Thanks for any assistance!
With Will's help, I've put together a solution. It is not very brief but here goes. All arcs here are made by great circles.
By the spherical law of cosines, if $abc$ makes a triangle then
$$\begin{alignat}{3} & \cos(a) &&= \cos(b)\cos(c)+\sin(b)\sin(c)\cos(A)\\ \cos(b)\cos(c)-\sin(b)\sin(c)\le & &&\le \cos(b)\cos(c)+\sin(b)\sin(c) \\ \cos(b+c) = & &&= \cos(b-c)\end{alignat}$$
Hence $b-c\le a \le b+c$. Consider the diagram below.
Suppose arcs $\stackrel{\frown}{ab}$ and $\stackrel{\frown}{cd}$ have length $D$. Let the arc $\stackrel{\frown}{Od}$ have length $\eta$ and $\stackrel{\frown}{Ob}$ have length $\xi$. Then by the triangle inequality,
$$\begin{align}\lvert\stackrel{\frown}{bd}\rvert&\le \xi+\eta \\ \lvert\stackrel{\frown}{ad}\rvert&\le D-\xi+\eta \\ \lvert\stackrel{\frown}{ac}\rvert&\le D-\xi+D-\eta \\ \lvert\stackrel{\frown}{bc}\rvert&\le \xi+D-\eta\end{align}$$
Adding the first and third inequalities gives $\lvert\stackrel{\frown}{bd}\rvert+\lvert\stackrel{\frown}{ac}\rvert\le 2D$. So either one of $\lvert\stackrel{\frown}{bd}\rvert$ or $\lvert\stackrel{\frown}{ac}\rvert < D$ or $\lvert\stackrel{\frown}{bd}\rvert = D = \lvert\stackrel{\frown}{ac}\rvert$.
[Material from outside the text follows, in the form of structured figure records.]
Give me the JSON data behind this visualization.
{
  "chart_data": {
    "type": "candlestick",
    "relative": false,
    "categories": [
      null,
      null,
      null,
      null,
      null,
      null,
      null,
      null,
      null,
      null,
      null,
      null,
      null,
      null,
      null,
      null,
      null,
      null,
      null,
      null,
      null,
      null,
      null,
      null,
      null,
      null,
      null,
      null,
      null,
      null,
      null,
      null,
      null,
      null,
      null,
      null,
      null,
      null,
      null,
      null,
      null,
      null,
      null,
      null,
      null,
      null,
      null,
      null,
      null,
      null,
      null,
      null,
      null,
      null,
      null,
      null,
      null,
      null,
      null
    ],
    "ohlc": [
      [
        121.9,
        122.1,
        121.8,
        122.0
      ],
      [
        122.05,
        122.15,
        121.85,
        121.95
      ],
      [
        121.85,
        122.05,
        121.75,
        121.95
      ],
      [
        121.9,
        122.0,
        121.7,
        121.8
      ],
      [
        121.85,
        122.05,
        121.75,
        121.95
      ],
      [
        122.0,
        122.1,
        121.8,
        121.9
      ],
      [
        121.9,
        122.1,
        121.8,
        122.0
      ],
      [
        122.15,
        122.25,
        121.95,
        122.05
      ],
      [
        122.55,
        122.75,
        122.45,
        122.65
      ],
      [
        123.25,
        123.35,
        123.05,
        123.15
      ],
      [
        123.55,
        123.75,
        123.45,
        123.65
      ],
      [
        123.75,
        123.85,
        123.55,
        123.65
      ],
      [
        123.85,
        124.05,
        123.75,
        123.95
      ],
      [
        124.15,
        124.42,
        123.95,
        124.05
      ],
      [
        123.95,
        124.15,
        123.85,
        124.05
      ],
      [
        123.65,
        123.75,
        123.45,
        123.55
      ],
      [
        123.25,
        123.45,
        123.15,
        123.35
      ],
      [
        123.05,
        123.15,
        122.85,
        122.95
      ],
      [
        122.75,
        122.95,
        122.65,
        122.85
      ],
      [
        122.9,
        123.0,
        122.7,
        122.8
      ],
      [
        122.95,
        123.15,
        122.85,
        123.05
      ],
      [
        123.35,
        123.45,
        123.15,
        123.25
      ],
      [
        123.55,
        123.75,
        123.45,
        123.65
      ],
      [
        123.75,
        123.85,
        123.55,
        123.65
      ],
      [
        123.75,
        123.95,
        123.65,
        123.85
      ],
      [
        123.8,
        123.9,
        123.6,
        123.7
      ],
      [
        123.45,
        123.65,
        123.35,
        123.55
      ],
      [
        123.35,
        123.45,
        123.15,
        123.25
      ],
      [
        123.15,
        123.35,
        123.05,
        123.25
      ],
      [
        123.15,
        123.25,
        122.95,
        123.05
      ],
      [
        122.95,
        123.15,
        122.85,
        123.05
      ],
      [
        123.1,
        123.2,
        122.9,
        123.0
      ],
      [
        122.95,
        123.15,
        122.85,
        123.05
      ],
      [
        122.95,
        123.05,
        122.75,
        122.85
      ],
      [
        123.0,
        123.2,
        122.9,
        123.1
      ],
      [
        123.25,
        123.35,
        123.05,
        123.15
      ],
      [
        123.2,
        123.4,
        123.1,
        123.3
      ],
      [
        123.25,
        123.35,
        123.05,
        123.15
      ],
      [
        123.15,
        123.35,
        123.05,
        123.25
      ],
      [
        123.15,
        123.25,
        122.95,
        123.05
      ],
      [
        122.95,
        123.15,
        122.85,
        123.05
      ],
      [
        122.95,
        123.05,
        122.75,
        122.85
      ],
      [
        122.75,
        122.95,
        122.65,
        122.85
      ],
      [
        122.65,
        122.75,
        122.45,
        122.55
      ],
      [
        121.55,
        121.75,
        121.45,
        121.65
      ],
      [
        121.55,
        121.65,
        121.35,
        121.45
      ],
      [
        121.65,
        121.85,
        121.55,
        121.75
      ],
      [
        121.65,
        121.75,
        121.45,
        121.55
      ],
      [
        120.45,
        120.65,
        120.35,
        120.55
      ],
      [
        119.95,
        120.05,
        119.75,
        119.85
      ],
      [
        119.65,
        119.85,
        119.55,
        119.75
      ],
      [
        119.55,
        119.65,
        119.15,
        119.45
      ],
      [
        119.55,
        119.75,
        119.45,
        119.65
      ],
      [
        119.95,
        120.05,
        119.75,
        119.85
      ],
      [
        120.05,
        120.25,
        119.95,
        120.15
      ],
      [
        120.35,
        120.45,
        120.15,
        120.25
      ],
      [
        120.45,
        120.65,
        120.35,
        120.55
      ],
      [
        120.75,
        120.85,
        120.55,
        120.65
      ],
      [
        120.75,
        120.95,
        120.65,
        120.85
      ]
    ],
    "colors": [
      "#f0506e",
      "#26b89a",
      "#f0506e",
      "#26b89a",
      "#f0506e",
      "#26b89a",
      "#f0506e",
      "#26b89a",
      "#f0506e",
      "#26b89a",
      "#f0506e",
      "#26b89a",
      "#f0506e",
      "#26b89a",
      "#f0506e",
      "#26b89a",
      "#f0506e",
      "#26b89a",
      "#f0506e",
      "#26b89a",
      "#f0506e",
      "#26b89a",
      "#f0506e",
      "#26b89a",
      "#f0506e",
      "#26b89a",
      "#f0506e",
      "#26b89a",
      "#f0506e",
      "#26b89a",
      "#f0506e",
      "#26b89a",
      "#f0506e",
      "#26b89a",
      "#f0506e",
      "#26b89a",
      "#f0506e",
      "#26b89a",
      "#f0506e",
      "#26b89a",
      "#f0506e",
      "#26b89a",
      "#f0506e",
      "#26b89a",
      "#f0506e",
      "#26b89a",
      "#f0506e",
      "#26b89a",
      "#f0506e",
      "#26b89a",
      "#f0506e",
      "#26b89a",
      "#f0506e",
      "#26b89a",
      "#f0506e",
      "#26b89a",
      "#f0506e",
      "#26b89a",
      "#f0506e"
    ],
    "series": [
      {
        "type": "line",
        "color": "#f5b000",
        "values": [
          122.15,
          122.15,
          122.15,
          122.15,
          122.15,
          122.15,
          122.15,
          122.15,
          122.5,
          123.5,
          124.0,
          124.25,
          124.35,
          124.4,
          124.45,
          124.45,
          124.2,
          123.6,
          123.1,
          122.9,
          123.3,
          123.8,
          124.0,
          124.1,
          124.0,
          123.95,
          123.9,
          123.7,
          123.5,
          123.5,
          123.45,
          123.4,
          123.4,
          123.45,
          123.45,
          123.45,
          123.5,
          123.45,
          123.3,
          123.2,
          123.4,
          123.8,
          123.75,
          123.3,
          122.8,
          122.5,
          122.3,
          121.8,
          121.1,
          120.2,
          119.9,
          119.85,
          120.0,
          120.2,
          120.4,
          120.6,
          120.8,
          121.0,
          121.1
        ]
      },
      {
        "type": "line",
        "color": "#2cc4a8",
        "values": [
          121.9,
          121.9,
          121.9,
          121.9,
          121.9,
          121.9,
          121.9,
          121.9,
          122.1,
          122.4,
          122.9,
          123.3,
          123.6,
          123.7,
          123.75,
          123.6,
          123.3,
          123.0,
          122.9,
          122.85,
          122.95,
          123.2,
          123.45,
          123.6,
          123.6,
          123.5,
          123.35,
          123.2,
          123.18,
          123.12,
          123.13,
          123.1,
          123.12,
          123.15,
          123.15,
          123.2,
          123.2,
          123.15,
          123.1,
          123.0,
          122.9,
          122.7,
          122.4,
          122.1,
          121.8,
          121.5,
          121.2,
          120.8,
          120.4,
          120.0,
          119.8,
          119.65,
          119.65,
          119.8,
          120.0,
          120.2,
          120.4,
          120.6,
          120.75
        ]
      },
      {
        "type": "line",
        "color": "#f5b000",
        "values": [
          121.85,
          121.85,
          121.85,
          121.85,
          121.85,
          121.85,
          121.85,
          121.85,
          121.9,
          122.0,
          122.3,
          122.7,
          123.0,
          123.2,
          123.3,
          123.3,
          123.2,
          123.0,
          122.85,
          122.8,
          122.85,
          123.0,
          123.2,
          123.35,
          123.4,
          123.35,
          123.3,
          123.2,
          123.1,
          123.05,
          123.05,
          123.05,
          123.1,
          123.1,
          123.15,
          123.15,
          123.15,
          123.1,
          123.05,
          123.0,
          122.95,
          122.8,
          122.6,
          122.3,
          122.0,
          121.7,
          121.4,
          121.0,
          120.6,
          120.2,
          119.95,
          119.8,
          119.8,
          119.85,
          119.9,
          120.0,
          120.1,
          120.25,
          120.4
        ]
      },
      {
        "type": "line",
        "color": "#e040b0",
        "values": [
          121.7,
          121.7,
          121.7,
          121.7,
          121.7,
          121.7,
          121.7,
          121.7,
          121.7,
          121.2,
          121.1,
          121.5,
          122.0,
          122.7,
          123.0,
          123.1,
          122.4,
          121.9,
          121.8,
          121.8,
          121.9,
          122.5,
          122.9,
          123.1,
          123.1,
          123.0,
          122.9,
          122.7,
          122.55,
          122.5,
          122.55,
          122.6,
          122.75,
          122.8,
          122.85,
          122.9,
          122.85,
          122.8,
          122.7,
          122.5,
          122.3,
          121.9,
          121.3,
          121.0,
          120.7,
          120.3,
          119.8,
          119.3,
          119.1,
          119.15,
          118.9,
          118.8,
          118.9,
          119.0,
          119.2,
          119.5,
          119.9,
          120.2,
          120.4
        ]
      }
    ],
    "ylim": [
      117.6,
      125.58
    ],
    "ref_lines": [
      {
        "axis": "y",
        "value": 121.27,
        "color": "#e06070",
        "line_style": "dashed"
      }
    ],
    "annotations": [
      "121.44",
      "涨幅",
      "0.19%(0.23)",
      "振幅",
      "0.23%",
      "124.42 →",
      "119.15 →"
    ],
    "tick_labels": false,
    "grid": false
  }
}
By symmetry, the same inequalities hold for the other two arcs. Suppose by contradiction that all of the outside arcs have length $D$, then by the triangle condition above we have that $\lvert\stackrel{\frown}{bc}\rvert-\lvert\stackrel{\frown}{Oc}\rvert\le \xi$ but since $\lvert\stackrel{\frown}{bc}\rvert = D$ and $\lvert\stackrel{\frown}{Oc}\rvert = D-\eta$, we see that $\eta\le\xi$. By symmetry, we also have $\xi\le\eta$ and so $\xi=\eta$.
By the first inequality above, $D-\eta\le\xi$. But since $\eta=\xi$, we see that
$$D-\xi\le\xi\le2D-\xi$$
and hence $\dfrac{D}{2}\le\xi$ and so by symmetry (with $D-\xi$), we see that $\xi=\dfrac{D}{2}$. Since all sides of the triangles in the drawing are equal, the angles $\angle dOa=\angle doB = \angle bOc = \angle cOa = \dfrac{\pi}{2}$ and so the triangles are right triangles. By the spherical Pythagorean theorem (which follows directly from the spherical law of cosines), we have that
$$\cos(\lvert\stackrel{\frown}{ad}\rvert) = \cos(\lvert\stackrel{\frown}{Od}\rvert)\cos(\lvert\stackrel{\frown}{Oa}\rvert).$$
However since $\lvert\stackrel{\frown}{ad}\rvert = D$ and $\lvert\stackrel{\frown}{Od}\rvert = \dfrac{D}{2} = \lvert\stackrel{\frown}{Oa}\rvert$, we have that
$$\cos\left(2\frac{D}{2}\right) = \cos^2\left(\frac{D}{2}\right).$$
Since $\cos(2x) = 2\cos^2x-1$, we see that $\cos^2\left(\dfrac{D}{2}\right) = 2\cos^2\left(\dfrac{D}{2}\right)-1$. This implies that $\frac{D}{2} = 0,2\pi$ but neither of these are admissible since we required that it be a triangle. Hence we conclude that at least one of the outside arcs has length less than $D$.